“Mi chiamavano Cazzolina e diventavo triste”, parola di Lucia Azzolina

Redazione
“Mi chiamavano Cazzolina e diventavo triste”, parola di Lucia Azzolina

“Mi chiamavano Cazzolina e diventavo triste”, parola di Lucia Azzolina. Il ministro dell’Istruzione Lucia Azzolina ha deciso di raccontarsi come difficilmente fa di solito un rappresentante delle istituzioni nella sua posizione e per farlo ha scelto l’inserto del Venerdì di Repubblica.

Dalle prese in giro per il suo cognome fino al motivo per il quale non appare mai in pubblico senza il suo immancabile rossetto rosso, la titolare del dicastero della scuola ha svelato alcuni lati sconosciuti della sua personalità.

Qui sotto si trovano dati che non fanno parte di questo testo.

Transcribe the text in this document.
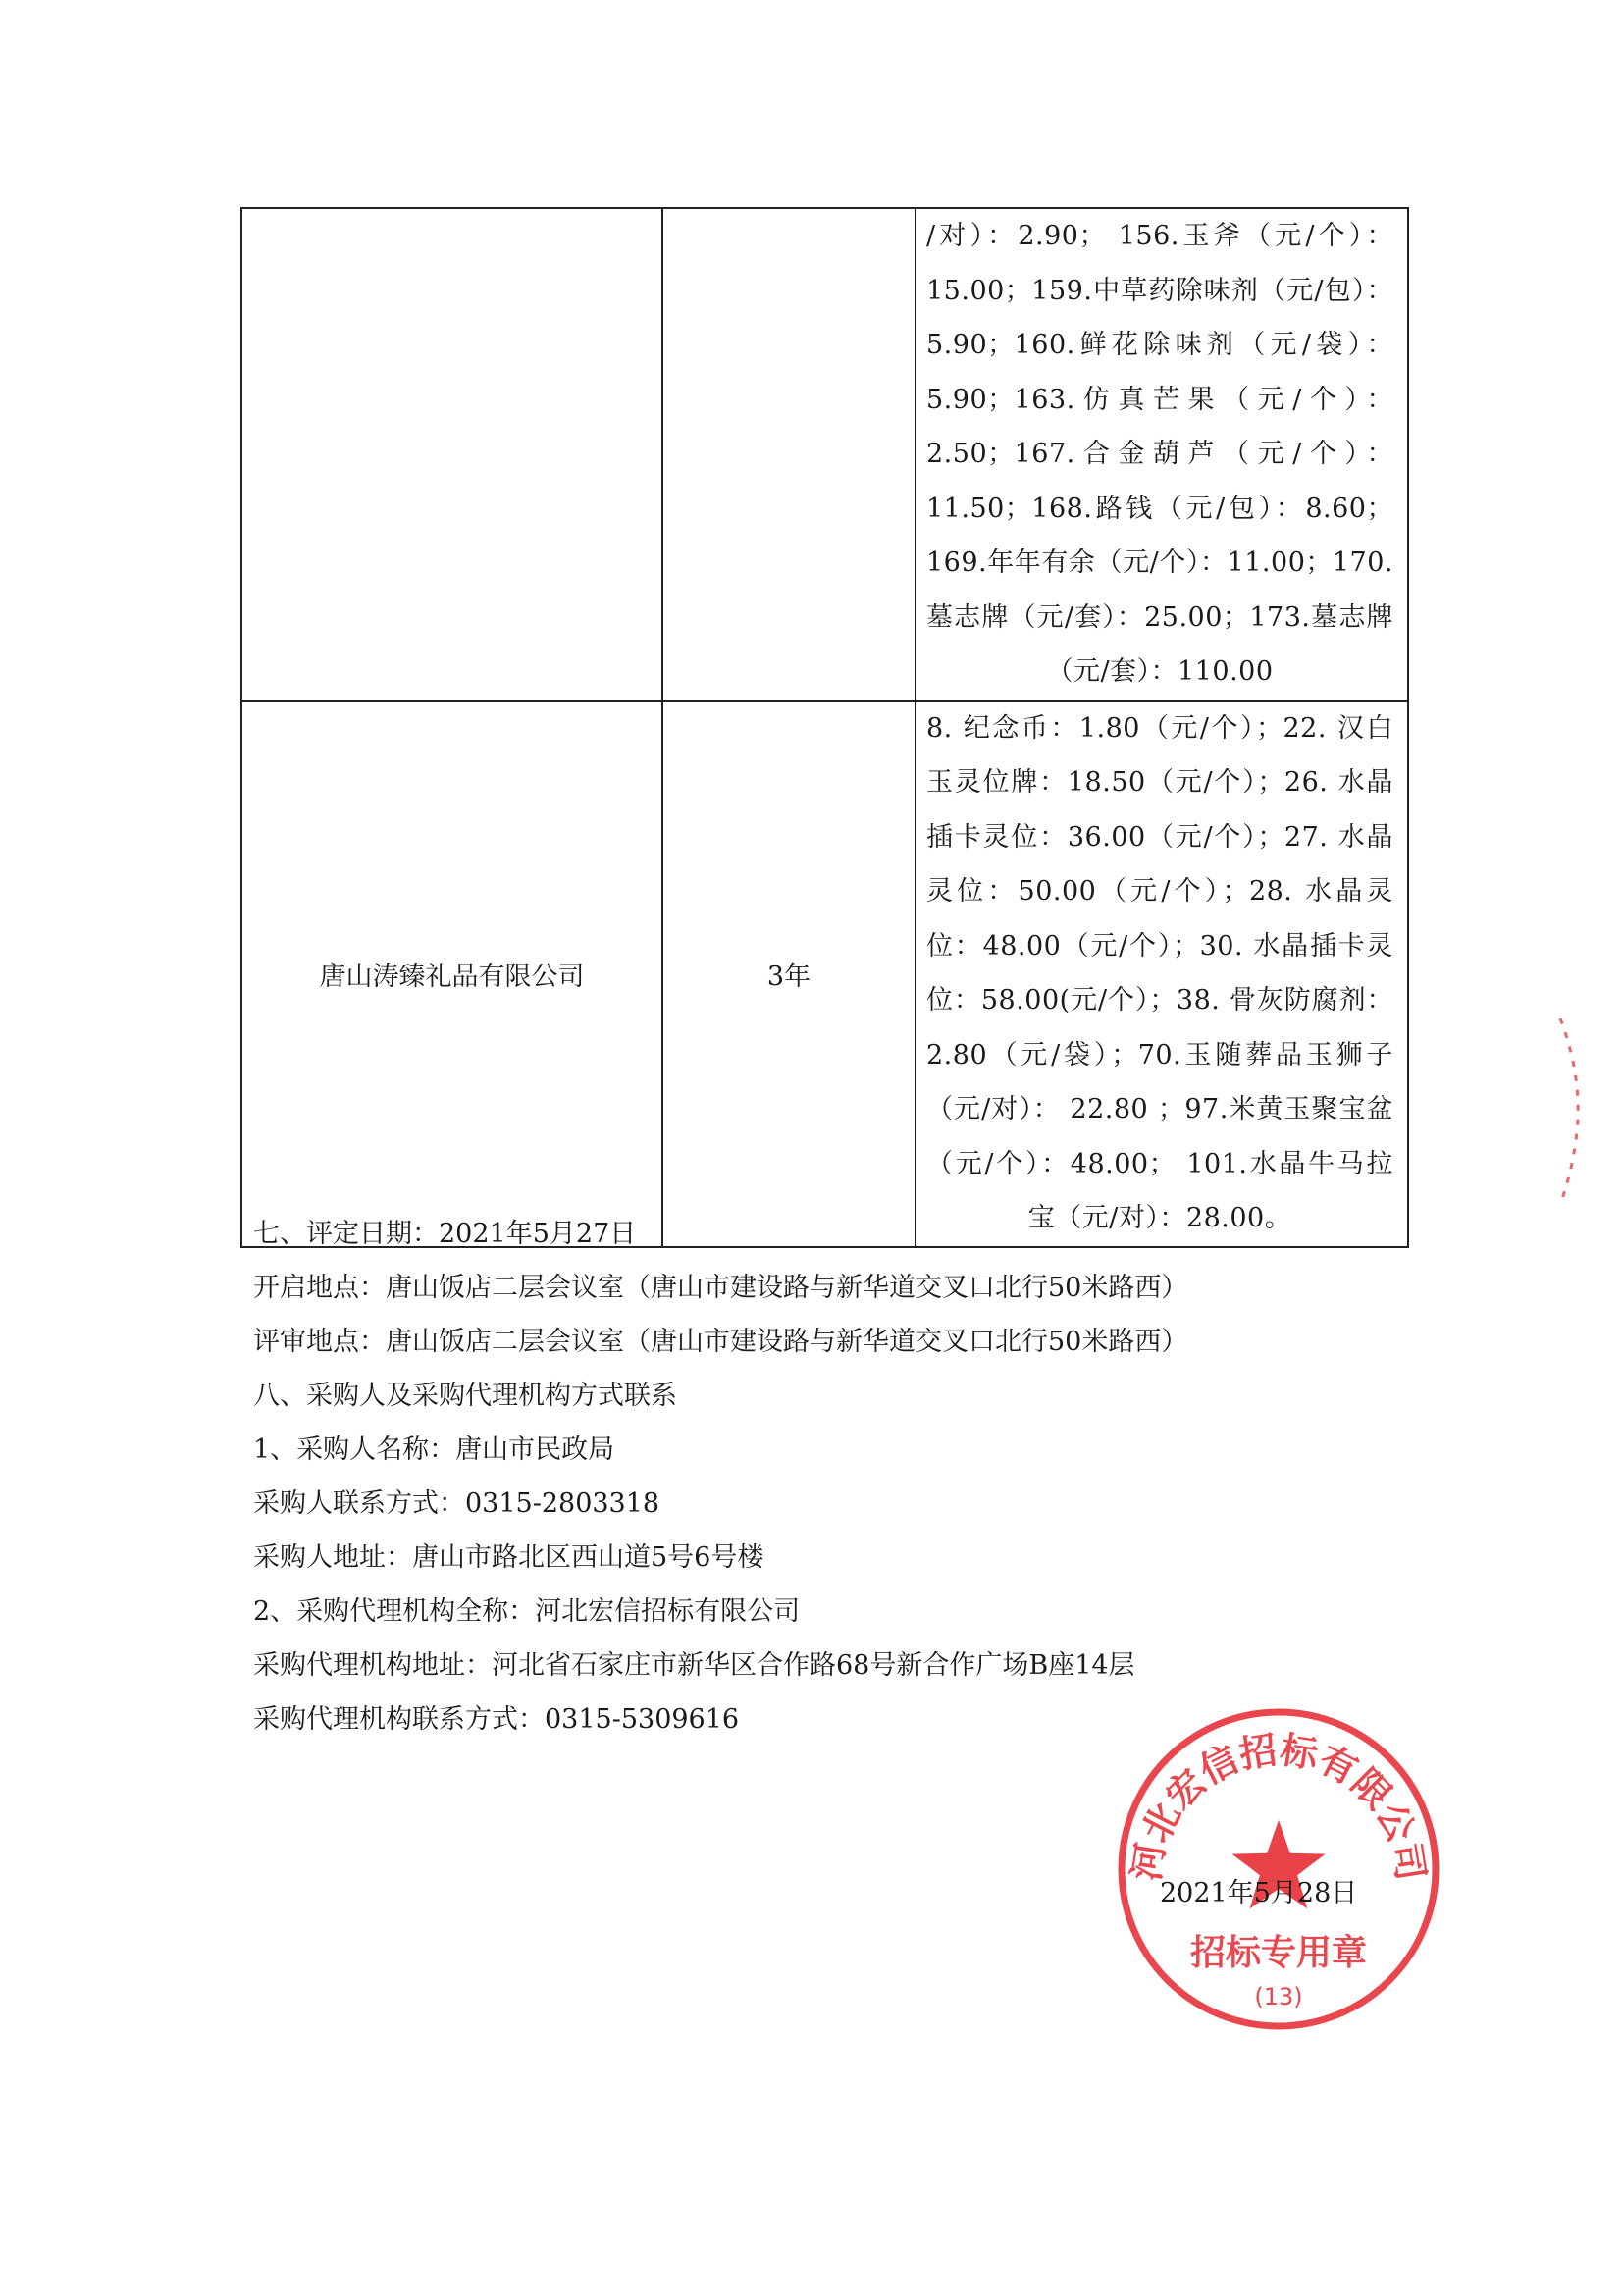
		/对）：2.90； 156.玉斧（元/个）：15.00；159.中草药除味剂（元/包）：5.90；160.鲜花除味剂（元/袋）：5.90；163.仿真芒果（元/个）：2.50；167.合金葫芦（元/个）：11.50；168.路钱（元/包）：8.60；169.年年有余（元/个）：11.00；170.墓志牌（元/套）：25.00；173.墓志牌（元/套）：110.00

唐山涛臻礼品有限公司	3年	8. 纪念币：1.80（元/个）；22. 汉白玉灵位牌：18.50（元/个）；26. 水晶插卡灵位：36.00（元/个）；27. 水晶灵位：50.00（元/个）；28. 水晶灵位：48.00（元/个）；30. 水晶插卡灵位：58.00(元/个）；38. 骨灰防腐剂：2.80（元/袋）；70.玉随葬品玉狮子（元/对）： 22.80 ；97.米黄玉聚宝盆（元/个）：48.00； 101.水晶牛马拉宝（元/对）：28.00。
七、评定日期：2021年5月27日
开启地点：唐山饭店二层会议室（唐山市建设路与新华道交叉口北行50米路西）
评审地点：唐山饭店二层会议室（唐山市建设路与新华道交叉口北行50米路西）
八、采购人及采购代理机构方式联系
1、采购人名称：唐山市民政局
采购人联系方式：0315-2803318
采购人地址：唐山市路北区西山道5号6号楼
2、采购代理机构全称：河北宏信招标有限公司
采购代理机构地址：河北省石家庄市新华区合作路68号新合作广场B座14层
采购代理机构联系方式：0315-5309616
河北宏信招标有限公司
招标专用章
(13)
2021年5月28日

Era necessario? Forse no, ma tant’è. Lucia Azzolina ne ha sentito l’esigenza e probabilmente si tratta di una nuova strategia di comunicazione con la quale il ministro vuole iniziare una nuova “operazione simpatia” sull’elettorato dopo aver perso moltissimi punti di consenso per la gestione della scuola durante questa epidemia.

Il ministro dal rossetto rosso

È meglio essere ricordata come il ministro dei banchi a rotelle o come ministro dal rossetto rosso? Vista la piega presa dall’intervista al Venerdì di Repubblica, probabilmente Lucia Azzolina preferisce questa seconda ipotesi.

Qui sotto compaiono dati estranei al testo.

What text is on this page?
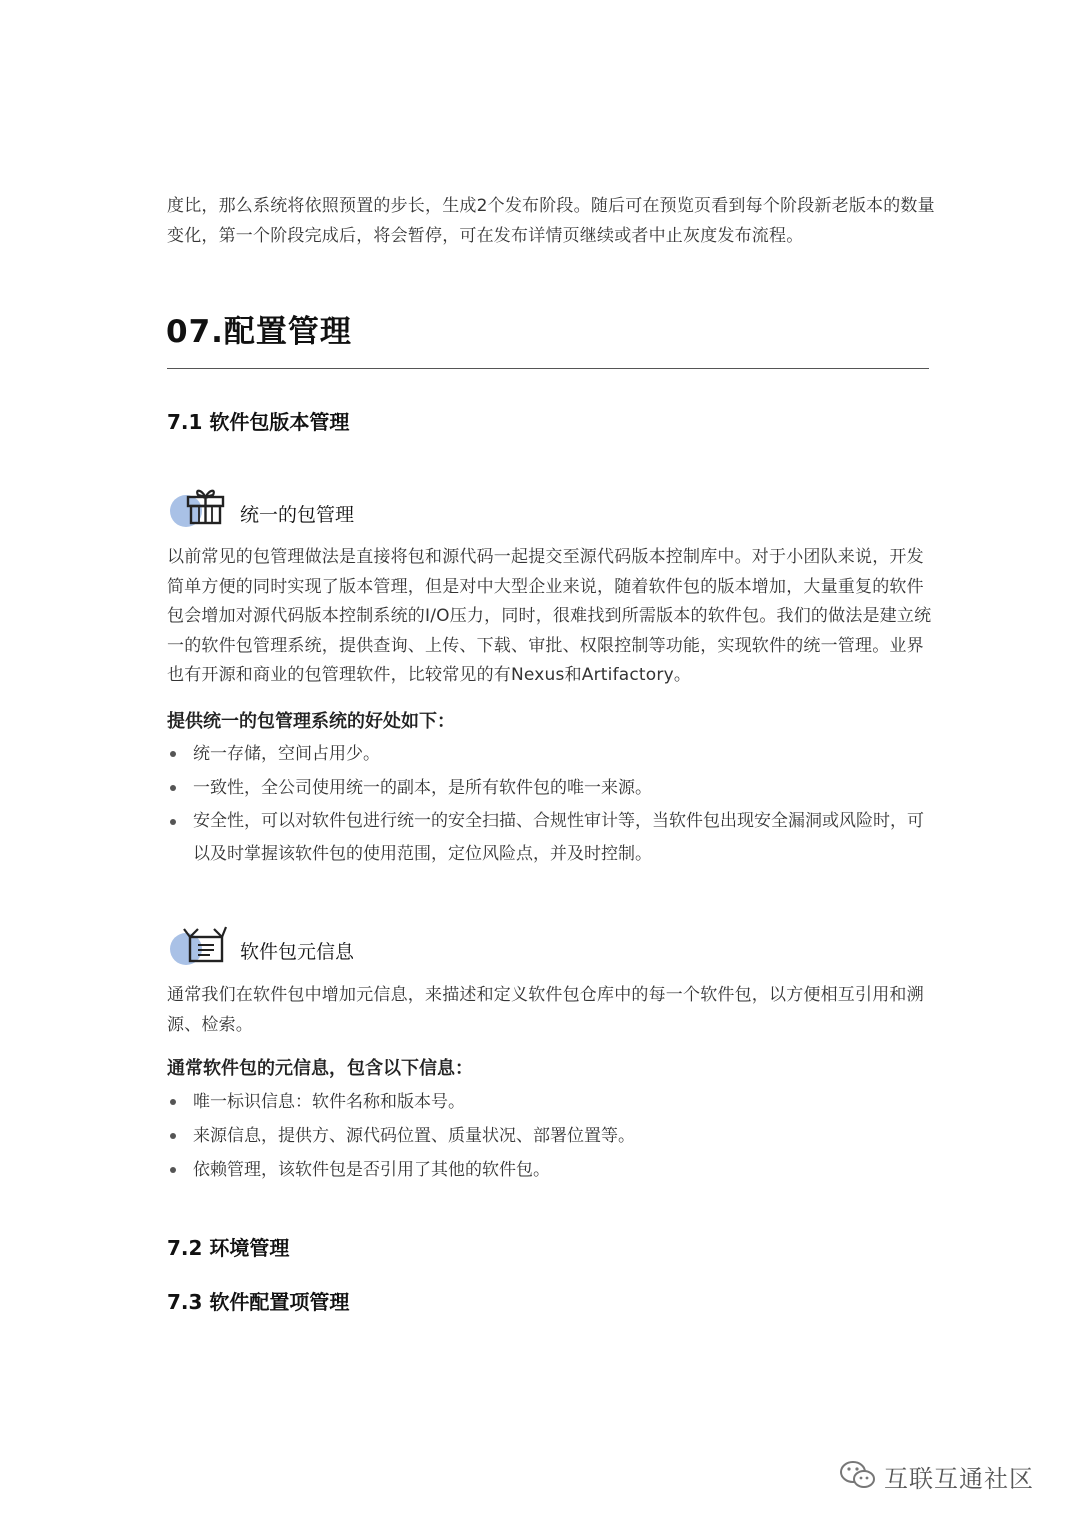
度比，那么系统将依照预置的步长，生成2个发布阶段。随后可在预览页看到每个阶段新老版本的数量变化，第一个阶段完成后，将会暂停，可在发布详情页继续或者中止灰度发布流程。

07.配置管理
7.1 软件包版本管理

统一的包管理

以前常见的包管理做法是直接将包和源代码一起提交至源代码版本控制库中。对于小团队来说，开发简单方便的同时实现了版本管理，但是对中大型企业来说，随着软件包的版本增加，大量重复的软件包会增加对源代码版本控制系统的I/O压力，同时，很难找到所需版本的软件包。我们的做法是建立统一的软件包管理系统，提供查询、上传、下载、审批、权限控制等功能，实现软件的统一管理。业界也有开源和商业的包管理软件，比较常见的有Nexus和Artifactory。

提供统一的包管理系统的好处如下：

统一存储，空间占用少。
一致性，全公司使用统一的副本，是所有软件包的唯一来源。
安全性，可以对软件包进行统一的安全扫描、合规性审计等，当软件包出现安全漏洞或风险时，可以及时掌握该软件包的使用范围，定位风险点，并及时控制。

软件包元信息

通常我们在软件包中增加元信息，来描述和定义软件包仓库中的每一个软件包，以方便相互引用和溯源、检索。

通常软件包的元信息，包含以下信息：

唯一标识信息：软件名称和版本号。
来源信息，提供方、源代码位置、质量状况、部署位置等。
依赖管理，该软件包是否引用了其他的软件包。
7.2 环境管理
7.3 软件配置项管理
互联互通社区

Ed è così che chiacchierando con Francesco Merlo, la Azzolina sbottona la chiusura dei suoi segreti e si lascia andare a un ricordo liceale: “Già al liceo mi chiamavano Cazzolina, e ne ridevo, e ora, per aiutarli a ridere, mi tingo le labbra ancora di più”.

Una rivelazione choc da parte del ministro dell’Istruzione, le cui labbra tinte di rosso sono spesso diventate il tratto peculiare delle caricature e delle imitazioni.

La Azzolina sta con gli studenti. “Le scuole devono riaprire”

Un rosso dalle mille sfumature quello di Lucia Azzolina, un colore dai molti significati poltici e non per il ministro, che al Venerdì di Repubblica rivela anche il titolo di uno dei suoi libri preferiti: Manifesto del partito comunista di Marx e Engels.

Rosso nel rosso, per lei, che però non ama associare il colore del suo rossetto a quello ormai identificato come simbolo della lotta contro la violenza sulle donne. “Non sono femminista militante.

Anche se, quando ho letto le volgarità sessiste contro di me, una forte tentazione mi è venuta”, ha affermato. Un rosso che, però, non si lega nemmeno a un discorso religioso, essendo lei lontana dai dettami della fede, qualunque essa sia.

Amo questo Papa

“Amo moltissimo questo Papa, e tengo sul tavolo, come guida morale, le opere di don Milani, ma non sono credente, sono agnostica”. Non c’è il femminismo e non c’è la fede, ma c’è Bella ciao nel rossetto di Lucia Azzolina, una canzone “che è fantastica perché è la canzone della liberazione e non del comunismo”.

Una rilettura personalissima da parte sua, una sponda e un endorsement alla proposta del Pd di affiancare questo canto all’Inno di Mameli. È rosso anche il divano nel suo ufficio al ministero, l’unico arredo che ha chiesto per schiacciare un pisolino ogni tanto.

Tra una parentesi nostalgica per i tramonti della sua Sicilia, ovviamente rossi, il mare e il senso di solitudine provato quando si è trasferita a Biella, dove ha imparato a preparare gli arancini al pistacchio, Lucia Azzolina vola con la fantasia.

E racconta al giornalista quella che sarebbe potuta diventare la “riforma Azzolina” se non ci fosse stato il Covid. Ma è stato solo un rapido passaggio prima di riaprire il Libro cuore e raccontare della sua infanzia, quando “a casa non c’erano libri e dunque, in questo senso, sono nata poverissima.

Mio padre, Vito, è un agente di polizia penitenziaria in pensione. Mia madre, Antonella, è casalinga. Mia sorella Rossana nacque quando avevo sei anni. Insomma in famiglia era dura far bastare uno stipendio che non arrivava a 1.800 euro”.